Les inquiétudes concernant mes enfants, et probablement les vôtres, sont liées à des choses telles que: Arriveront-ils à leur partie de squash à l’heure? Devraient-ils s’inscrire à des cours de danse hip-hop ou jazz? À quelle colonie de vacances devraient-ils aller? Seront-ils acceptés à l’université de leur choix?
Au même moment, des millions de parents et d’enfants dans le monde ont des inquiétudes beaucoup plus graves: Auront-ils assez de nourriture pour la famille? Que feront-ils si un enfant est malade? Auront-ils les moyens d’envoyer les enfants à l’école?
La différence entre ces séries de questions pourrait expliquer pourquoi le Council of Science Editors a produit un numéro sur le thème mondial de la pauvreté et du développement humain, en octobre 2007. Cette édition du Médecin de famille canadien met l’accent sur ce sujet, comme le font plus de 200 autres revues.
Dans ce numéro (page 1866), on trouvera un commentaire du Comité de la santé internationale du Collège des médecins de famille du Canada, intitulé «Niveaux d’engagement. Les médecins de famille et la santé mondiale». On s’y demande comment les médecins de famille peuvent participer à divers degrés, croyant toujours que leur engagement est important. Personnellement, toutefois, j’aimerais dire pourquoi les médecins canadiens devraient participer à la recherche, à l’éducation et au traitement des patients dans le monde en développement. Les raisons que je proposerai sont reliées aux avantages que peuvent en tirer à la fois les médecins eux-mêmes et l’ensemble du Canada.
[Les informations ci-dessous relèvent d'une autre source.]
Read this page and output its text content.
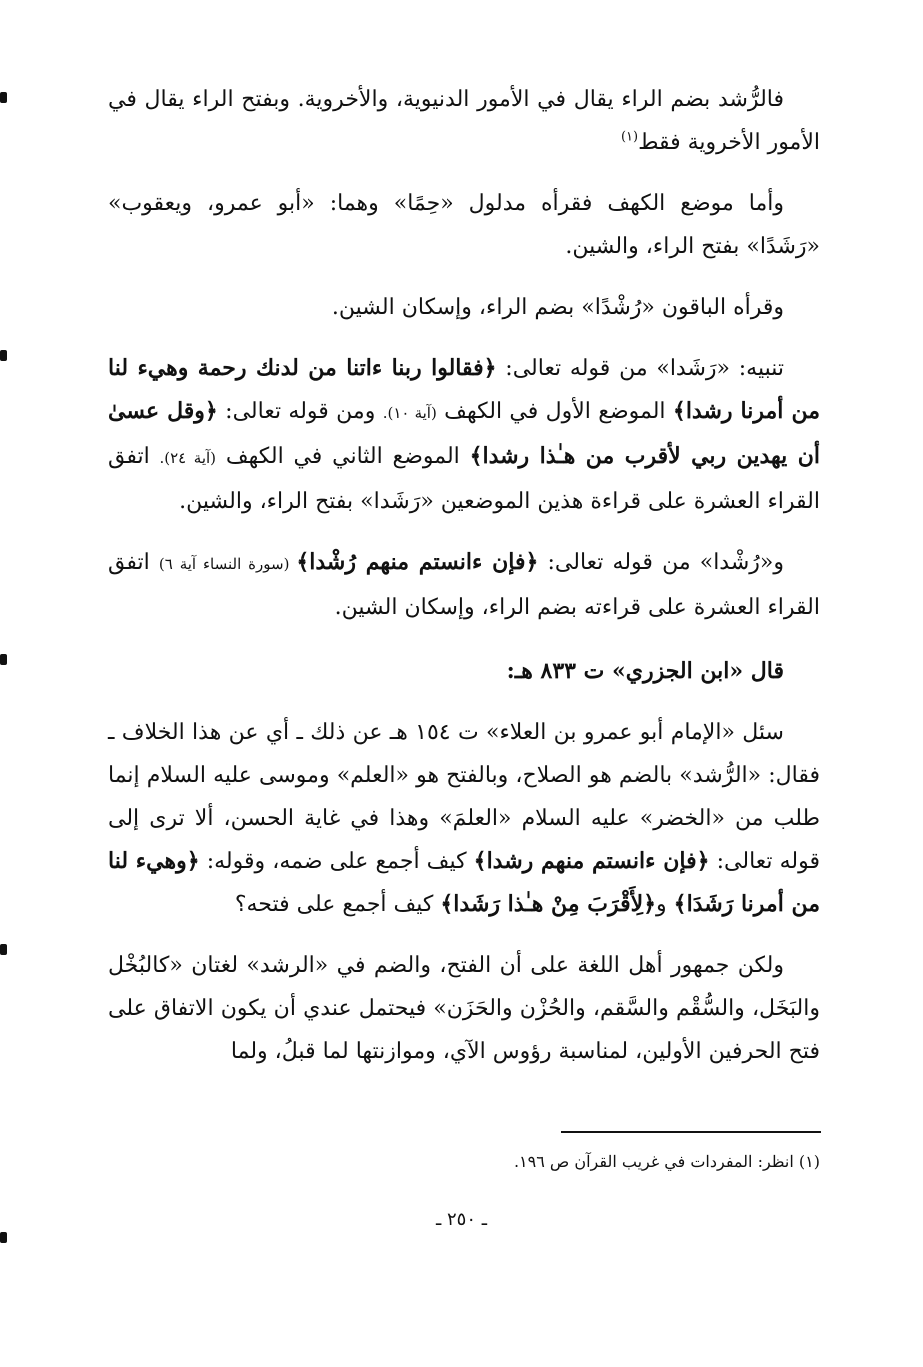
فالرُّشد بضم الراء يقال في الأمور الدنيوية، والأخروية. وبفتح الراء يقال في الأمور الأخروية فقط$^{(١)}$

وأما موضع الكهف فقرأه مدلول «حِمًا» وهما: «أبو عمرو، ويعقوب» «رَشَدًا» بفتح الراء، والشين.

وقرأه الباقون «رُشْدًا» بضم الراء، وإسكان الشين.

تنبيه: «رَشَدا» من قوله تعالى: ﴿فقالوا ربنا ءاتنا من لدنك رحمة وهيء لنا من أمرنا رشدا﴾ الموضع الأول في الكهف (آية ١٠). ومن قوله تعالى: ﴿وقل عسىٰ أن يهدين ربي لأقرب من هـٰذا رشدا﴾ الموضع الثاني في الكهف (آية ٢٤). اتفق القراء العشرة على قراءة هذين الموضعين «رَشَدا» بفتح الراء، والشين.

و«رُشْدا» من قوله تعالى: ﴿فإن ءانستم منهم رُشْدا﴾ (سورة النساء آية ٦) اتفق القراء العشرة على قراءته بضم الراء، وإسكان الشين.

قال «ابن الجزري» ت ٨٣٣ هـ:

سئل «الإمام أبو عمرو بن العلاء» ت ١٥٤ هـ عن ذلك ـ أي عن هذا الخلاف ـ فقال: «الرُّشد» بالضم هو الصلاح، وبالفتح هو «العلم» وموسى عليه السلام إنما طلب من «الخضر» عليه السلام «العلمَ» وهذا في غاية الحسن، ألا ترى إلى قوله تعالى: ﴿فإن ءانستم منهم رشدا﴾ كيف أجمع على ضمه، وقوله: ﴿وهيء لنا من أمرنا رَشَدَا﴾ و﴿لِأَقْرَبَ مِنْ هـٰذا رَشَدا﴾ كيف أجمع على فتحه؟

ولكن جمهور أهل اللغة على أن الفتح، والضم في «الرشد» لغتان «كالبُخْل والبَخَل، والسُّقْم والسَّقم، والحُزْن والحَزَن» فيحتمل عندي أن يكون الاتفاق على فتح الحرفين الأولين، لمناسبة رؤوس الآي، وموازنتها لما قبلُ، ولما

(١) انظر: المفردات في غريب القرآن ص ١٩٦.
ـ ٢٥٠ ـ
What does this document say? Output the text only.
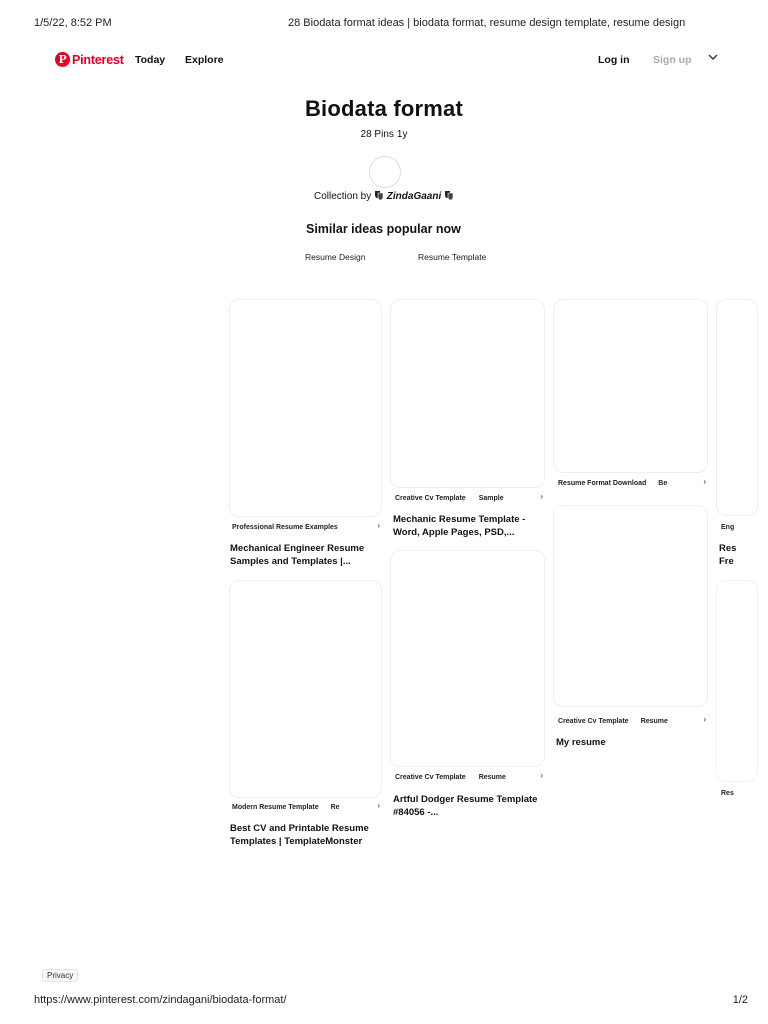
1/5/22, 8:52 PM	28 Biodata format ideas | biodata format, resume design template, resume design
P Pinterest Today Explore	Log in Sign up
Biodata format
28 Pins 1y
Collection by ZindaGaani
Similar ideas popular now
Resume Design	Resume Template
Professional Resume Examples	›
Mechanical Engineer Resume Samples and Templates |...
Modern Resume Template Re	›
Best CV and Printable Resume Templates | TemplateMonster
Creative Cv Template Sample	›
Mechanic Resume Template - Word, Apple Pages, PSD,...
Creative Cv Template Resume	›
Artful Dodger Resume Template #84056 -...
Resume Format Download Be	›
Creative Cv Template Resume	›
My resume
Eng
Res Fre
Res
Privacy
https://www.pinterest.com/zindagani/biodata-format/	1/2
Aucune liste de raisons ne saurait remplacer l’expérience personnelle. Je me suis ouvert les yeux il y a environ 10ans, grâce à des collègues du monde en développement, d’abord grâce à mon ami Dr Solomon Benatar, ancien doyen de la faculté de médecine de l’Université de Cape Town, et surtout grâce à mon proche collaborateur et ami Dr Abdallah Daar, un chirurgien transplantologue originaire de la Tanzanie qui a commencé ses études en médecine en Ouganda jusqu’à ce qu’il soit forcé de quitter le pays, lorsque le dictateur Idi Amin a expulsé les Asiatiques, en 1972. Il est ensuite devenu chirurgien transplantologue à Oxford et a aidé à ouvrir 2 facultés de médecine au Moyen-Orient.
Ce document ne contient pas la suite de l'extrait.